How does Keras' model.evaluate()
work? In particular, how does the batch_size
argument affect the calculation?
The documentation says the loss/metrics are calculated as averages over the batches. However, as there is only one scalar output for each loss/metrics (which should represent the total average over all data, over all batch-averages), the result should not depend on batch_size
choice (at least as long as the sum of all data is dividable by the batch_size).
But after building and training a network (consisting of Conv2D, Conv2DTranspose, MaxPooling2D, and BatchNormalization, using ReLU as activations), I tried evaluating it on my test set of 60 samples:
- Evaluation with batch_size = 60 gave loss 0.1375531554222107
- Evaluation with batch_size = 10 gave loss 0.1381820539633433
- Evaluation with batch_size = 3 gave loss 0.14014312624931335
- Evaluation with batch_size = 1 gave loss 0.15437299211819966
The entire dataset (60 samples) was dividable by all of the batch_size
's here (1,3,10,60). Yet the outputs vary a lot. Could be due to batch normalization, but I don't think so because if I run the evaluation multiple times, the numbers will always be the same.

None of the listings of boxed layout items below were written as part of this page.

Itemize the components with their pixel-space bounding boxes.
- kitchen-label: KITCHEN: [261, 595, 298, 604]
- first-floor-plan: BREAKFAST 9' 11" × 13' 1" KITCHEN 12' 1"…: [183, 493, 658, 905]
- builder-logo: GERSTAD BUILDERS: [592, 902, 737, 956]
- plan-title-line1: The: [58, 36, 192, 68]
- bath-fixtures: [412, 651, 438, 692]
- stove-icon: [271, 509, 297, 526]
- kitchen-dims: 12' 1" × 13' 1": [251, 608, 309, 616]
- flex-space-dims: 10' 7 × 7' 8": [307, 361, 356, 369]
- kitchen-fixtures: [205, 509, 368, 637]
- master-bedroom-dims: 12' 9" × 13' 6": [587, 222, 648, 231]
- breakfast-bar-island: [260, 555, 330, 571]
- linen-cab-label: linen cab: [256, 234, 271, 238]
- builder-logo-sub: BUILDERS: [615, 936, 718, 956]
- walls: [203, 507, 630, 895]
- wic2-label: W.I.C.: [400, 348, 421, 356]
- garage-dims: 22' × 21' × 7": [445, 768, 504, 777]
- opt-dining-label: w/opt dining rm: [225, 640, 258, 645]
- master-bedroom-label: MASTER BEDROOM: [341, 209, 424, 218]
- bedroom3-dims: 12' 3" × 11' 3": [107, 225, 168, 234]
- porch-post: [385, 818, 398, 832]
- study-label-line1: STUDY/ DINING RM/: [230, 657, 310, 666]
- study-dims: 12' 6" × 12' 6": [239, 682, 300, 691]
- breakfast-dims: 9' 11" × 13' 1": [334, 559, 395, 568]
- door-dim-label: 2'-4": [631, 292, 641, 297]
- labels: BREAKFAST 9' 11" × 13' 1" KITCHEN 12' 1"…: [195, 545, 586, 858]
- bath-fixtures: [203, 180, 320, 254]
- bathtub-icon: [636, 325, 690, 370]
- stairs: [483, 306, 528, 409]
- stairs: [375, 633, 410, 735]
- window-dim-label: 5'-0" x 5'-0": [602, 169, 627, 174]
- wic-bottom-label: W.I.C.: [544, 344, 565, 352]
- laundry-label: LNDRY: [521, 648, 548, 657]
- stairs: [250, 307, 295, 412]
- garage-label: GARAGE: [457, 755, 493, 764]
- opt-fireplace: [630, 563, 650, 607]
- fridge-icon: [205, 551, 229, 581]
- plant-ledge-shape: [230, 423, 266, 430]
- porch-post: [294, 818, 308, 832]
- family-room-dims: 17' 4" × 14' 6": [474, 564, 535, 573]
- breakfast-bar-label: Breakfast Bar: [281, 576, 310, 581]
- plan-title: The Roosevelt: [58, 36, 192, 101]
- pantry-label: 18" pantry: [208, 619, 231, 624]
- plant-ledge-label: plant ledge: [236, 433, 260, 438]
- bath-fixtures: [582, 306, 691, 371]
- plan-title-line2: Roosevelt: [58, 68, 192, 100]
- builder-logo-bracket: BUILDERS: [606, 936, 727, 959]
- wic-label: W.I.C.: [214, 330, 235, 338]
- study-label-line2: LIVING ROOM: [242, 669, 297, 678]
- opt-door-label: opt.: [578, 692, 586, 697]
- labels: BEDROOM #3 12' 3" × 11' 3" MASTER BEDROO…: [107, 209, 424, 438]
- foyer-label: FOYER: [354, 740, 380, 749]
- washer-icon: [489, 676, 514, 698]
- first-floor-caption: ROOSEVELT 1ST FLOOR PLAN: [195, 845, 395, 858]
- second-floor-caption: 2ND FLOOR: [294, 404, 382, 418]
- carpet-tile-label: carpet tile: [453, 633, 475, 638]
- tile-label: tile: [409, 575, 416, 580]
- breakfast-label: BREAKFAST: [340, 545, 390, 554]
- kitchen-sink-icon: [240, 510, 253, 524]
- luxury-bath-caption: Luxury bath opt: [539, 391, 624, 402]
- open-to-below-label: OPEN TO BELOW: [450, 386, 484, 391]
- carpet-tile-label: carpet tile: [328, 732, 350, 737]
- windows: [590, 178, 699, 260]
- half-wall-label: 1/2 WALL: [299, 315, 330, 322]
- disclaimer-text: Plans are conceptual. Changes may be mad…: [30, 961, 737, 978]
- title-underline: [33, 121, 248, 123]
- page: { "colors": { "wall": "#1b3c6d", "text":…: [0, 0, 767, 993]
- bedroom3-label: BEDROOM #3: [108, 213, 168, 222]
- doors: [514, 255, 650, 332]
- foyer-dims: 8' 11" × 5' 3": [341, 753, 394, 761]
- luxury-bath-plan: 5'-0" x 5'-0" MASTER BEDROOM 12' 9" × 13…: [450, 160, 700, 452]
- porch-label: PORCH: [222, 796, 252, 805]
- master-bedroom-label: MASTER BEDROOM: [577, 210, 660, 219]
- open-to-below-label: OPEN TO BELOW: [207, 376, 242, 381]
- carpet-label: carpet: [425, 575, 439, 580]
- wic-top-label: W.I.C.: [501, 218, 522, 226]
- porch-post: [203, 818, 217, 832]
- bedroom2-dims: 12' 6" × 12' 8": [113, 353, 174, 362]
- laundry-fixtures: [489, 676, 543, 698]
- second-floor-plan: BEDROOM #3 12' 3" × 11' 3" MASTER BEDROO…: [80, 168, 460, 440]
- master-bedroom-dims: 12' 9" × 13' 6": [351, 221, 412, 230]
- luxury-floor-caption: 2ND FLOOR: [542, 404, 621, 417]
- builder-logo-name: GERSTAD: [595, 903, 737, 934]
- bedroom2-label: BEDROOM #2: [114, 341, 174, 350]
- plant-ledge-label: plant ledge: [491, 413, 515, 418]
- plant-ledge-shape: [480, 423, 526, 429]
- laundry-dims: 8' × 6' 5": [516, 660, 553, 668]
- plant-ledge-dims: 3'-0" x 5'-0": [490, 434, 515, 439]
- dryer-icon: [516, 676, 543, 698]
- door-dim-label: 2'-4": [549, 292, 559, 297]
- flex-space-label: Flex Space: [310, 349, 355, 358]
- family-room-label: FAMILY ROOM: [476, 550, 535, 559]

Even if there would be no shuffling before defining batches, and the numbers were supposed to always be the same, it still doesn't explain why I can't then reproduce the last number (the evaluation with batch_size=1
) by averaging individual sample evaluations. That is, why the following two lines produce a very different result:
model.evaluate(testset, testlabels, batch_size=1)
and:
losses = [model.evaluate(testset[i], testlabel[i], batch_size=1) for i in range(60)]
np.mean(losses)
Here, assume of course that model.evaluate
returns only 1 scalar, that is the final loss, and no metrics or intermediate losses. In summary - how does keras.evaluate
work internally; how are results based on different batch_size
's connected and what is their relationship to the simple averaging of per-sample losses?
This similar question doesn't help (asks after optimal choice, while I just want to know how it works).